I stared at the destruction, not sure what to think or who to blame.  The vast puddle of milk continued to expand, tracing the creases of the board and dripping onto the floor.

“Damnit, Brad!” Addy shouted, a single hand coming down hard on the game board.  The plastic game pieces jumped in unison, and specks of milk splashed onto his glasses.  Opaque dots decorated the deck of cards.

My gears started to turn, and I sprung from the couch.  I hurriedly rescued the decks of cards from the spreading muck, wiping them clean with the edge of my shirt.  I set them aside, then assessed the rest of the mess.  The fewer pieces I had to replace, the better.  All was not lost; something could still be salvaged.

Brad babbled his apologies, favoring quantity or quality, “Fuck, I’m so sorry!  This is my bad!  I wasn’t careful!  I can pay for a new game!”

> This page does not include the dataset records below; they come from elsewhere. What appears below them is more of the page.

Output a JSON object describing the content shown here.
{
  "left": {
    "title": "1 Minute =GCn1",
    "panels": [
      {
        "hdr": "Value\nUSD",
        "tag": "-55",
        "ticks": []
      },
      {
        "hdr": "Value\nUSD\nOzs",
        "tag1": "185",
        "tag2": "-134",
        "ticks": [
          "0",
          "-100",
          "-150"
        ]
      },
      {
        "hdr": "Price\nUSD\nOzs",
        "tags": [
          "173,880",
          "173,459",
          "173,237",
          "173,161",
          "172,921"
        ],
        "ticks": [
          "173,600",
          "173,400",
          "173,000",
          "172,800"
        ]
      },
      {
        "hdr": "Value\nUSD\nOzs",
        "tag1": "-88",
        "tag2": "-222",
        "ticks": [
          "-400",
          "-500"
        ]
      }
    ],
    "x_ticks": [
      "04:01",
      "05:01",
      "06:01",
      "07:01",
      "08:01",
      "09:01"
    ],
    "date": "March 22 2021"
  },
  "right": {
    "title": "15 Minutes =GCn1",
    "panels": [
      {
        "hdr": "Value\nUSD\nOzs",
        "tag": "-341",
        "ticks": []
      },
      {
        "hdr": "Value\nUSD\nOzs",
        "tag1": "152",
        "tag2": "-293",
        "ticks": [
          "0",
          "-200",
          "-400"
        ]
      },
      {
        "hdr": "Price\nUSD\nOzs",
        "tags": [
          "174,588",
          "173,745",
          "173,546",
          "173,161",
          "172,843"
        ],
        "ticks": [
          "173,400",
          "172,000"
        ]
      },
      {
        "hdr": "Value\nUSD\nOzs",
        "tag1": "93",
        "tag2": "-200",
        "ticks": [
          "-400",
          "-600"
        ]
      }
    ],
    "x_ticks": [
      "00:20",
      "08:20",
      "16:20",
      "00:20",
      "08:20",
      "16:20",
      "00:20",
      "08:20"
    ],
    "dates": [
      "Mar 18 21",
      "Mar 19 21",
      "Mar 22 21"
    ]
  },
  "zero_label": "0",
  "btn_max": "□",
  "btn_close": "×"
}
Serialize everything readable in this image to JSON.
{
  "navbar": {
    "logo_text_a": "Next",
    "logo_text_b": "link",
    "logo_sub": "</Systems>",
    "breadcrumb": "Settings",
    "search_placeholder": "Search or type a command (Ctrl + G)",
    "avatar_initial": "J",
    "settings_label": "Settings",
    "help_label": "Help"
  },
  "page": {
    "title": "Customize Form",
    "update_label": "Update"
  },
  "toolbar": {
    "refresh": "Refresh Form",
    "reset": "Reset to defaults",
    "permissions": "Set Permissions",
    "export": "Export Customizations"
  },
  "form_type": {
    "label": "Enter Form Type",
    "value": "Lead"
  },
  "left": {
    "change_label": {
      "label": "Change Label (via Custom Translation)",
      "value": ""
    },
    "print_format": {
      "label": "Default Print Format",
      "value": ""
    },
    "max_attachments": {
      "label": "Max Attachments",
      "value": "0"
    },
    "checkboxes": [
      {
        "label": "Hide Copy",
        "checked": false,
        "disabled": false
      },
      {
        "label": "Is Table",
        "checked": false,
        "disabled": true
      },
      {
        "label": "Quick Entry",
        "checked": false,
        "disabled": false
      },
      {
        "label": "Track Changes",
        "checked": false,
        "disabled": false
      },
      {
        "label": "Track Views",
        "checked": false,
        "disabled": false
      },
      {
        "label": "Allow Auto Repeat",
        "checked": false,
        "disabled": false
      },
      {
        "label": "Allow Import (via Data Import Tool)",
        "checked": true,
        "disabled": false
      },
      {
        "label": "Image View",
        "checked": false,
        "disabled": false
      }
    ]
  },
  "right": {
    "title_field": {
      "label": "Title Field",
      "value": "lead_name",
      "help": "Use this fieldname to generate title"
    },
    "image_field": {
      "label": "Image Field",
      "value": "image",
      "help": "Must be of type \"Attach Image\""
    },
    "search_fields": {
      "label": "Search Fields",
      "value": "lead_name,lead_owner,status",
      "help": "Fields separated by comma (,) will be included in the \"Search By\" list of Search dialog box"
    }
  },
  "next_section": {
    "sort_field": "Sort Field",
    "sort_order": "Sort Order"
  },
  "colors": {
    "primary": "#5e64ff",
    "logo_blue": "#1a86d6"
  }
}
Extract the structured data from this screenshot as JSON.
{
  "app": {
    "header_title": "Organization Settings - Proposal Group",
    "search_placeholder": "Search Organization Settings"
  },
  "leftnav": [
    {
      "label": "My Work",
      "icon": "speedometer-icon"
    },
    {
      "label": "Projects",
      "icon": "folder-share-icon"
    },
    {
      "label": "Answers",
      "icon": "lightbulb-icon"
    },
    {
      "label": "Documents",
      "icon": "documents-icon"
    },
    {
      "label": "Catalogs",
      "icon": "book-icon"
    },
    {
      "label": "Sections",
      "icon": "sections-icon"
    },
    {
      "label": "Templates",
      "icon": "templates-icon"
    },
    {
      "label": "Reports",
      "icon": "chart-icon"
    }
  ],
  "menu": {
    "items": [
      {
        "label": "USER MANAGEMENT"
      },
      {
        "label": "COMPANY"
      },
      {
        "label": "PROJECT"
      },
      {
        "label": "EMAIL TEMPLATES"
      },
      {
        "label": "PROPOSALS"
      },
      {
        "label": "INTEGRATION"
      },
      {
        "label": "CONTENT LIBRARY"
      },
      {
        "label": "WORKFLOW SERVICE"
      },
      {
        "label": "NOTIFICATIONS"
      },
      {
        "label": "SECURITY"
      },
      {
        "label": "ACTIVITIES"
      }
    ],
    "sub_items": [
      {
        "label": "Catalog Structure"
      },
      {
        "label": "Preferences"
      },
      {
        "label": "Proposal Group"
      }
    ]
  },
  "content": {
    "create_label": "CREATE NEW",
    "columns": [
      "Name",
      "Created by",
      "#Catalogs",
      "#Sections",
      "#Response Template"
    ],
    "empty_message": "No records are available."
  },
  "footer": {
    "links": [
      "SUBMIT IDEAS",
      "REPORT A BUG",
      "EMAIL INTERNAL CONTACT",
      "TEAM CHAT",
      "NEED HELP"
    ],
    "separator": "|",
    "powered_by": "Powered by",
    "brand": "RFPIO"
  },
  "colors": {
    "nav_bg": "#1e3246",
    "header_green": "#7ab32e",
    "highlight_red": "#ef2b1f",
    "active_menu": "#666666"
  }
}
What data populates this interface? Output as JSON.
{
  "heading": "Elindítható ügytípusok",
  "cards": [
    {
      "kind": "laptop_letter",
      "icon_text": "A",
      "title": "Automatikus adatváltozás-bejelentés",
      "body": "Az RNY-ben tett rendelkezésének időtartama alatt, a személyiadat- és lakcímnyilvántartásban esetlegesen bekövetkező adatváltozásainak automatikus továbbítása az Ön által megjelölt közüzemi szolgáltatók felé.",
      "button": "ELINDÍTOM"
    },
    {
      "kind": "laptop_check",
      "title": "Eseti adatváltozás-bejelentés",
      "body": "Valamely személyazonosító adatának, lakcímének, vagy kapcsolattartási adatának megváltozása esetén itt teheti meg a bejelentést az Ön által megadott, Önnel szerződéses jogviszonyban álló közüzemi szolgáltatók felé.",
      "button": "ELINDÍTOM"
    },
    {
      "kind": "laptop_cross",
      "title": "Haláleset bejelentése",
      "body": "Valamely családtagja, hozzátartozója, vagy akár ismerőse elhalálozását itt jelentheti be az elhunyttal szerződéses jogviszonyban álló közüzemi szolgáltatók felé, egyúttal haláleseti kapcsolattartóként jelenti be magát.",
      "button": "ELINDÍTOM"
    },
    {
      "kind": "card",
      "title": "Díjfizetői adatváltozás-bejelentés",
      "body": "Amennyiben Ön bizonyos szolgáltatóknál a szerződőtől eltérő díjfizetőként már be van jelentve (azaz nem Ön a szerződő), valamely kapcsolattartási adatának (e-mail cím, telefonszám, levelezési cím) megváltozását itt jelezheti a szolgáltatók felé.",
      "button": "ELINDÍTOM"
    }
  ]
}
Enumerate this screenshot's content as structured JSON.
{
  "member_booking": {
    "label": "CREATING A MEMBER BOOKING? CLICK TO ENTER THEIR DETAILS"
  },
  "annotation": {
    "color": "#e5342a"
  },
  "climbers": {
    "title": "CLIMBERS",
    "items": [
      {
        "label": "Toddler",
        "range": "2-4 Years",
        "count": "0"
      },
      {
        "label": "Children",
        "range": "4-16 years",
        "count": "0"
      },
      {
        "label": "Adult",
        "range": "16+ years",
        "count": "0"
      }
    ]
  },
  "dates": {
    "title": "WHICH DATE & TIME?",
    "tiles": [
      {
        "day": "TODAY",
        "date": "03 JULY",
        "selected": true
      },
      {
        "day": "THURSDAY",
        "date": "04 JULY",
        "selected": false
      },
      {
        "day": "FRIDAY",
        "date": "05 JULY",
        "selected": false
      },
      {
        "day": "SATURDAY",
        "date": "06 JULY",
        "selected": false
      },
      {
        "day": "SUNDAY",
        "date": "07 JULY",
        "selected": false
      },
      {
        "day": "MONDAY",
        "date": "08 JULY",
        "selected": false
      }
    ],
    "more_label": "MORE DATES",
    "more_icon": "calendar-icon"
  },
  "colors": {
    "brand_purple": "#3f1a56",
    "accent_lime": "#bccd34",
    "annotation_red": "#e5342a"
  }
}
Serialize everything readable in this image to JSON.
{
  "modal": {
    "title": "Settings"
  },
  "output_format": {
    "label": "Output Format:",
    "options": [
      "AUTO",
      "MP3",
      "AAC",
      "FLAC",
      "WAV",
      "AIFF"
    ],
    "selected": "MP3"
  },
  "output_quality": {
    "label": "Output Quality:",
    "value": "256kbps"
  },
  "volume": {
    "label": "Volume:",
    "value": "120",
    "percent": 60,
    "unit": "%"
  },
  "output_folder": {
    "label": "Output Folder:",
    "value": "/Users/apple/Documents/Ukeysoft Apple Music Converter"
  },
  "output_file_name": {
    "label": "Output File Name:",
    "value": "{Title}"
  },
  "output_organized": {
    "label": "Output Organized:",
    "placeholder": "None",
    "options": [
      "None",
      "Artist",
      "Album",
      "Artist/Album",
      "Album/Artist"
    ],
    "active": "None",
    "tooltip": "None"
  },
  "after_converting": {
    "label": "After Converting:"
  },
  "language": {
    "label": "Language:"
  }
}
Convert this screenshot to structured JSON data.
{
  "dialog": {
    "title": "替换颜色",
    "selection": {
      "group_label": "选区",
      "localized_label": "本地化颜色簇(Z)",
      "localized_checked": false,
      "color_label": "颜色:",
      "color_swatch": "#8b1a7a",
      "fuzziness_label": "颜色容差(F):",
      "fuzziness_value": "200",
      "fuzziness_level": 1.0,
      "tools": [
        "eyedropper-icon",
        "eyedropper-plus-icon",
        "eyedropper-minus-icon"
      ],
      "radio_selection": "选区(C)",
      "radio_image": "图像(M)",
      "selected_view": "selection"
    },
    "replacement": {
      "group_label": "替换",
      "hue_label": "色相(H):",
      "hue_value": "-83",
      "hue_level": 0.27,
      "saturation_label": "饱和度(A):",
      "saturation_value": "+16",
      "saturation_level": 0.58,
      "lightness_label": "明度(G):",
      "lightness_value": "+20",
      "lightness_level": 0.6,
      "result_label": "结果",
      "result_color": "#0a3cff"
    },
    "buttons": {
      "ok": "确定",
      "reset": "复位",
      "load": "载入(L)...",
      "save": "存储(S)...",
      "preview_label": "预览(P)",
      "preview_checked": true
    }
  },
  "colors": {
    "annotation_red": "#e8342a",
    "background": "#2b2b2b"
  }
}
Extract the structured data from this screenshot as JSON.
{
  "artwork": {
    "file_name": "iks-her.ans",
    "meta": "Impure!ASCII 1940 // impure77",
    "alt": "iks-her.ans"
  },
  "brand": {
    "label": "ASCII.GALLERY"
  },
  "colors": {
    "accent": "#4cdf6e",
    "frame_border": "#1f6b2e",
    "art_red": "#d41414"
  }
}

Addy zoomed into the living room with dish rags from the kitchen.  He was fit, my height – which was short – and his nimble legs allowed him to dodge around the furniture and discarded trash.  Underneath black hair which was half-gelled and half-curled, he wore an expression of contempt.  Or determination.  It was hard to say.  He used one rag to prevent any more milk from spilling off the edge of the table and used the other to dab at the carpet.

Meanwhile, Brad was still apologizing.

“There’s no need to replace the whole game,” I assured Brad, “The cards and figures are fine.  I’m sure there’s a website where we can order a new board.  Or we could make our own?”

“Why the hell would we make our own?” Addy asked, hands scrubbing vigorously.

“It’s just a thought,” I admitted, knowing I sounded looney, “We could make our own countries, print them out, glue them to cardboard.  Maybe make multiple boards?  What if each of us made our own world?”

“Or we could go with your first idea and have Brad buy a new board,” Addy suggested.

“We could,” I conceded.

Well, whatever.  If I really wanted to, I could make the custom maps on my own.

“Does this mean I win?” a fourth voice chimed in.

Blaine.  Lounging on a couch, eyes buried in an iPhone.  It was a deep couch, and his feet still managed to reach the floor.  His brown hair and facial scruff were perfectly groomed for selfies.

“Fat chance,” Addy said, “Give me a few more turns and I would have decimated you.”

I considered, and then nodded my head in agreement.  Blaine had maintained a strong foothold by playing as Germany, but Addy had been playing the game better.  And if Addy hadn’t pulled it off, I certainly could have.

“Not even,” Blaine said, shaking his head, “I would prove it, too, but someone kept setting their glass on the table!”

Addy stopped cleaning and got close to Blaine’s face.  He sucked a globule of white liquid from his finger, producing a popping sound, and said, “Aww, poor Blainey-boo.  You gonna cry over spilled milk?”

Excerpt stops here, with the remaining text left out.